Avant cela, j’ai toujours été très intrapreneur. J’ai découvert le monde du capital risque et de l’investissement en Californie, où j’ai proposé de monter une structure de veille technologique et de business développement. J’y ai compris les visions de la Silicon Valley; c’était très excitant. Puis je me suis senti frustré par le fait que Capgemini à l’époque, ne voulait pas investir dans les jeunes entreprises que j’y avais découvert. Je me suis dit qu’un jour je ferais de l’investissement. Les hasards de la vie font que j’ai été chassé par la holding d’investissement de Bernard Arnault. C’est ainsi que j’ai finalement rejoint ce monde là. D’ailleurs, pas du tout en tant qu’investisseur mais en tant que Directeur Technique de la Holding. Je ne suis donc pas un entrepreneur devenu investisseur, mais un intrapreneur devenu investisseur.
Le capital risque est là pour financer des pertes. S’il n’y a pas de pertes, il n’y a pas de capital risque. Elles sont dues à une hyper croissance mais ne doivent pas être structurelles. C’est-à-dire que lorsqu’on retrouve une croissance classique, je dois être profitable.

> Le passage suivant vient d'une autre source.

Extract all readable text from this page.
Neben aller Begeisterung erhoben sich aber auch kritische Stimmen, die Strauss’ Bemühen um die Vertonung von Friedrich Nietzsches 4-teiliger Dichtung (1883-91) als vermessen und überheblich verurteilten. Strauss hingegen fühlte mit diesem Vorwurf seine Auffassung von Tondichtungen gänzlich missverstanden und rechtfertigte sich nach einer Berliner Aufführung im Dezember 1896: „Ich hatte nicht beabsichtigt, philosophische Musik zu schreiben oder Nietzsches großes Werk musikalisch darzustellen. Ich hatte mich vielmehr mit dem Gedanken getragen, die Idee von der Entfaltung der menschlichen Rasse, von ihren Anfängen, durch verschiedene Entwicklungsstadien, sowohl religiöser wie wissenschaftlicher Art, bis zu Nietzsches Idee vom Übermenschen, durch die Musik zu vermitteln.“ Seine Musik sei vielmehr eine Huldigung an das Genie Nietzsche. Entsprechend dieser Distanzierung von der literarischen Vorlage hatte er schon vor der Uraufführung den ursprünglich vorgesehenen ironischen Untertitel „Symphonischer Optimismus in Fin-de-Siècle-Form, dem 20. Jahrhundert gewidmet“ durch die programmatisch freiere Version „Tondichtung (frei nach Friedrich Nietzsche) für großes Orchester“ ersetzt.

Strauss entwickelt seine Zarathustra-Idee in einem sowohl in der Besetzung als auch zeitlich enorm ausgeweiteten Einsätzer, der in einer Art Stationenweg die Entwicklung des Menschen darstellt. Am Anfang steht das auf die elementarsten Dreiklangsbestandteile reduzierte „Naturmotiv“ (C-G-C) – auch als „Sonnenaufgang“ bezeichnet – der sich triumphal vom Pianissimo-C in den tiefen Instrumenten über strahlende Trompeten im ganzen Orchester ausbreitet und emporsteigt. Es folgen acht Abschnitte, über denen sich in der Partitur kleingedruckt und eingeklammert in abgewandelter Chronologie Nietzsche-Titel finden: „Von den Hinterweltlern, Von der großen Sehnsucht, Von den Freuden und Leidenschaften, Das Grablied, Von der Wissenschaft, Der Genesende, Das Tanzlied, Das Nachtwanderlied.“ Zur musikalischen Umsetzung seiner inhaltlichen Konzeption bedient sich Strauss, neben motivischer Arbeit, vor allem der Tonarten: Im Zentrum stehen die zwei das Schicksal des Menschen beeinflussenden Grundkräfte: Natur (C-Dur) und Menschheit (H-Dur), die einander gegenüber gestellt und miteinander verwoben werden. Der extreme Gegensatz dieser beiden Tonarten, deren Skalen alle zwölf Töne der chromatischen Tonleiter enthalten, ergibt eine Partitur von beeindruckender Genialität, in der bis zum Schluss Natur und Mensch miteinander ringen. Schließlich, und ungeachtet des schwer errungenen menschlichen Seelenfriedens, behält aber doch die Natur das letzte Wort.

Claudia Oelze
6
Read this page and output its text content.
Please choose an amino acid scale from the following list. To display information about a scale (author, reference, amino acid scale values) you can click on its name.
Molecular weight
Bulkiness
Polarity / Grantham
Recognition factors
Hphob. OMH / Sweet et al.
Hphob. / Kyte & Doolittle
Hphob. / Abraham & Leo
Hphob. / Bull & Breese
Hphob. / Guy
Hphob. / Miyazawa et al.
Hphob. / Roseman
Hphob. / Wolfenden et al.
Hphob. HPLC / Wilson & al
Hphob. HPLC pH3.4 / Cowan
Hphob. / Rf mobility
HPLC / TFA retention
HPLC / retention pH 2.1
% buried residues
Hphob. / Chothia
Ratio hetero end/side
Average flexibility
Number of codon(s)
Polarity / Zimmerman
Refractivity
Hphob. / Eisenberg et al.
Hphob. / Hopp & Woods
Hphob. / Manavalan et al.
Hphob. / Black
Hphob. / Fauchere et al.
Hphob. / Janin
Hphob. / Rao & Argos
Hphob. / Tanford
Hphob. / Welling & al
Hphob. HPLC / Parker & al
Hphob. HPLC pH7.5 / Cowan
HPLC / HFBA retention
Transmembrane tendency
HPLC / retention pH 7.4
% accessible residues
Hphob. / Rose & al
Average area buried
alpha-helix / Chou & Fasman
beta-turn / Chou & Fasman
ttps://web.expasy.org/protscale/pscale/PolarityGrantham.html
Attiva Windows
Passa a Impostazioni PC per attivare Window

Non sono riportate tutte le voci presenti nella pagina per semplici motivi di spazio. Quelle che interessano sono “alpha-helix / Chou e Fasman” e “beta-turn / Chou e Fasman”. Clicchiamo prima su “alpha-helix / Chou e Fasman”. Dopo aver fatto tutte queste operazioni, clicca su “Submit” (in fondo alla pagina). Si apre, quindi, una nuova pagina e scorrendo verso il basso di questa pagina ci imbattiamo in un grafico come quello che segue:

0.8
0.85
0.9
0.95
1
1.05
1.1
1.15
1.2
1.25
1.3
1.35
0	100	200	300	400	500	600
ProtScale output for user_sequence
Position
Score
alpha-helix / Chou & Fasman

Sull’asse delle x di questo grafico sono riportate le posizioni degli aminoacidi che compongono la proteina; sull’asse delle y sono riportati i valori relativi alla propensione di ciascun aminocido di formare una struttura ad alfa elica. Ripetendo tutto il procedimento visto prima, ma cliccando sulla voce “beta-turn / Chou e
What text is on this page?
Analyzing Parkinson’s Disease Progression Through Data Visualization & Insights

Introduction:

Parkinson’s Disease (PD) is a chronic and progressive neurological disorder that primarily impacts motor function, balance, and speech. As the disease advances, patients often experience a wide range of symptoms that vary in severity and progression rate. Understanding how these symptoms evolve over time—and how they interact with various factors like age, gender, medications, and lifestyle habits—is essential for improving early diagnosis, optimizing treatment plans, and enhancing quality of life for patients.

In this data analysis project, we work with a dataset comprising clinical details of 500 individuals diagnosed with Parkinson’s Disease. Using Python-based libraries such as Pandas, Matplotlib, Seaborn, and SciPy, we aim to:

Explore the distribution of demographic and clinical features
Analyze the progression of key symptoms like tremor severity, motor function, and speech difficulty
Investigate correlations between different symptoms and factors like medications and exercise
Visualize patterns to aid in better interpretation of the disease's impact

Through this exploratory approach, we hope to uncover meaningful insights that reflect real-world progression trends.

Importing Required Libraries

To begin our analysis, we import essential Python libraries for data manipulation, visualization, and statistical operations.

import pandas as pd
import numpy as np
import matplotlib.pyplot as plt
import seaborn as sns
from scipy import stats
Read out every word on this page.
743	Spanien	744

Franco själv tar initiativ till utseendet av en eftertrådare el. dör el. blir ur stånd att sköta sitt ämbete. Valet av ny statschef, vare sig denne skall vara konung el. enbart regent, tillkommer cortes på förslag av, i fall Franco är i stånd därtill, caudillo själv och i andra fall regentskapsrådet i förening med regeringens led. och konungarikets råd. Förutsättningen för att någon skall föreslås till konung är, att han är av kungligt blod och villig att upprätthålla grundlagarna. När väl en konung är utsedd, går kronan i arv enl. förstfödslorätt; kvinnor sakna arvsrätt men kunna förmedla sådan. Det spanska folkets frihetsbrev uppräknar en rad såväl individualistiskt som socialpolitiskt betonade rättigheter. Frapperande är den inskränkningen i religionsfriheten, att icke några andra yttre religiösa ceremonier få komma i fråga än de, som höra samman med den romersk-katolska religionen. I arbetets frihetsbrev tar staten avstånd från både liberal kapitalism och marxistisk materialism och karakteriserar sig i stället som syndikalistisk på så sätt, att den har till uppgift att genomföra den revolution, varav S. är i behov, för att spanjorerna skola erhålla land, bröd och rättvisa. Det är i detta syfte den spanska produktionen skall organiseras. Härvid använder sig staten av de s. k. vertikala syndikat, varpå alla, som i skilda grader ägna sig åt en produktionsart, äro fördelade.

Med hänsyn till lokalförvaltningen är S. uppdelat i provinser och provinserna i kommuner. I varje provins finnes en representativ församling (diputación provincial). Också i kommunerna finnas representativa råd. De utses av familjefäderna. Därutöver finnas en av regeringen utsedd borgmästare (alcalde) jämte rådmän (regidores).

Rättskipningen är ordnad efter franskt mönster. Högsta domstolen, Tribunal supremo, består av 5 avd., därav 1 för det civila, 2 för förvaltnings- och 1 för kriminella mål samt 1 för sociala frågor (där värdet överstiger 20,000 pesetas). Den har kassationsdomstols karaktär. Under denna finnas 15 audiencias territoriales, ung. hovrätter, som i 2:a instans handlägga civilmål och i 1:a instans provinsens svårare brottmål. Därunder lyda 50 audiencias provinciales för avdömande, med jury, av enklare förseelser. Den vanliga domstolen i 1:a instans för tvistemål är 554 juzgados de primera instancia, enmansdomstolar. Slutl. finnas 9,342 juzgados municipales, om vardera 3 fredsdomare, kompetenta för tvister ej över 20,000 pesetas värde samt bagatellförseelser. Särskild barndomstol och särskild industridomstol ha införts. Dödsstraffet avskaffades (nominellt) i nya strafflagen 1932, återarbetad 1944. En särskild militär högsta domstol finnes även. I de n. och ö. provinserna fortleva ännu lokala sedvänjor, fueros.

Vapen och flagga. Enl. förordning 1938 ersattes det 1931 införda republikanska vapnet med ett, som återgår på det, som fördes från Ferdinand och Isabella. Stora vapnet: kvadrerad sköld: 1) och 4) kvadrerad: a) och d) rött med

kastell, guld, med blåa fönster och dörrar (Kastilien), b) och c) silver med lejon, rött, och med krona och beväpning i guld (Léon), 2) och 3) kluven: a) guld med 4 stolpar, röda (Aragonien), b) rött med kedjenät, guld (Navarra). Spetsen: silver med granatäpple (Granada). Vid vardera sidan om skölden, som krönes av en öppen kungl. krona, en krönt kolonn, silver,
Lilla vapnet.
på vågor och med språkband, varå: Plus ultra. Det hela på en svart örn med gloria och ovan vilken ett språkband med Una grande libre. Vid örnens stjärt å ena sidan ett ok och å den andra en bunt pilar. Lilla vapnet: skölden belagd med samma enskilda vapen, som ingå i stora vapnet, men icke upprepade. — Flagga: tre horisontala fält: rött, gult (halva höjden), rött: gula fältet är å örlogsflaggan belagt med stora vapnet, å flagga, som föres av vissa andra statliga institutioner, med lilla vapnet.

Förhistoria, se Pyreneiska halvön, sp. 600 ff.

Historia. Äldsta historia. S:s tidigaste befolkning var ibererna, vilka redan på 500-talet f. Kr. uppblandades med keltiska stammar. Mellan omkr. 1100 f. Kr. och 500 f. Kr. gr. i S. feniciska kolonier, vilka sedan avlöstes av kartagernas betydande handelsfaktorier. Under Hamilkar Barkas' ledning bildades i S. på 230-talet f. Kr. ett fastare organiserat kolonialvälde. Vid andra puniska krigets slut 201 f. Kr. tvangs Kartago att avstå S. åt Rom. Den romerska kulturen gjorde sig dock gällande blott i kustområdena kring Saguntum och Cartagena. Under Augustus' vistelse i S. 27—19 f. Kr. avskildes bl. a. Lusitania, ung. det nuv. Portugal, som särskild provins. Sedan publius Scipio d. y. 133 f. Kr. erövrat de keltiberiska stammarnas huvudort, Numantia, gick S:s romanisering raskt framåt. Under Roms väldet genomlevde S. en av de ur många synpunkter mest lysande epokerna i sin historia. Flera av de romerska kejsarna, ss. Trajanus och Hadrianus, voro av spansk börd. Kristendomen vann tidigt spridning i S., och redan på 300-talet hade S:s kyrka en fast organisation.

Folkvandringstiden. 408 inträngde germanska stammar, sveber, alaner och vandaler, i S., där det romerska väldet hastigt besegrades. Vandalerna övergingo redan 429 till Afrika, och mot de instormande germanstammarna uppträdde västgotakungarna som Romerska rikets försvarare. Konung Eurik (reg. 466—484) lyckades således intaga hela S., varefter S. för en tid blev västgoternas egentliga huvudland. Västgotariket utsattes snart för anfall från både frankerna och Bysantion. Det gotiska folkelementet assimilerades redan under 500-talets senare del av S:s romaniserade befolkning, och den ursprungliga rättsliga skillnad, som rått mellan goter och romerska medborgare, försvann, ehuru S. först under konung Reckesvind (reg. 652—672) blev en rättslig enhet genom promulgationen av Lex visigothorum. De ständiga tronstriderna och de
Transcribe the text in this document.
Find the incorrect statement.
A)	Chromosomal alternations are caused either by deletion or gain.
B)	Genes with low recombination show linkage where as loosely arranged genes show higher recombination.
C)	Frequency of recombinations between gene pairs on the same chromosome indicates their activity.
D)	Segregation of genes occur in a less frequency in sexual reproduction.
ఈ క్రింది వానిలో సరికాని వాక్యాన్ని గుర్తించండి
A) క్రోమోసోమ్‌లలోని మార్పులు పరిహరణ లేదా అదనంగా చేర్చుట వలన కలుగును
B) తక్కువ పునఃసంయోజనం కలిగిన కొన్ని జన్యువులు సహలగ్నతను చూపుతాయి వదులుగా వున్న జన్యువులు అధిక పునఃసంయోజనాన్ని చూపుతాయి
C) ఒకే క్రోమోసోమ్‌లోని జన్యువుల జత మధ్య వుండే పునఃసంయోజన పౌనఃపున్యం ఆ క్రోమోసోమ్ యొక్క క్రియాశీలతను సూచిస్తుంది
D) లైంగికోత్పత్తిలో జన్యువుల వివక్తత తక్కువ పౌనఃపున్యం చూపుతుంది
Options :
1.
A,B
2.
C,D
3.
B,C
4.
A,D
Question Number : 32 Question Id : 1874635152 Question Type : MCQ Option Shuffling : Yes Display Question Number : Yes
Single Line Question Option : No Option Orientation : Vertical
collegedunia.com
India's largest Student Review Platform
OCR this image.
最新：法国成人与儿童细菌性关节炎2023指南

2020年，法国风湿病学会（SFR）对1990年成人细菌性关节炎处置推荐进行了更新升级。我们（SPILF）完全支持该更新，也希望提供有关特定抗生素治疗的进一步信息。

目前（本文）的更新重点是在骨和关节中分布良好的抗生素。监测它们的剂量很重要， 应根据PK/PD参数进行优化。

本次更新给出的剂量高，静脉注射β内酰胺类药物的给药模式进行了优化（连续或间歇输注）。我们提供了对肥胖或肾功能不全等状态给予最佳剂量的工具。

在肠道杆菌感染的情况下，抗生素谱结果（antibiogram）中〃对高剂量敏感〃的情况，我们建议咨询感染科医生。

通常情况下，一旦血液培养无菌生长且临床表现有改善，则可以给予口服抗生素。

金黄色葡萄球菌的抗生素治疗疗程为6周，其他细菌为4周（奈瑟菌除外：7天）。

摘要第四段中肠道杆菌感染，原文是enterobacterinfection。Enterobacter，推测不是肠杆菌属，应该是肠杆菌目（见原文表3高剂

Un bon modèle économique est un modèle à maturité. En revanche, dans sa phase de croissance, il va brûler du capital de façon efficace. Pour simplifier, il générera au final plus de valeur ajoutée que de capital brûlé.
Ces dernières années, nous avons financé des entreprises d’hyper croissance pouvant justifier d’une valorisation à maturité extrêmement forte. Un Facebook, qui aujourd’hui rencontre des difficultés, reste un produit intrinsèquement très profitable. Google et Apple le sont ausi. Amazon l’est bizarrement également car ils ont des poches de très grande rentabilité tout en ayant un core business – le e-commerce – moins profitable.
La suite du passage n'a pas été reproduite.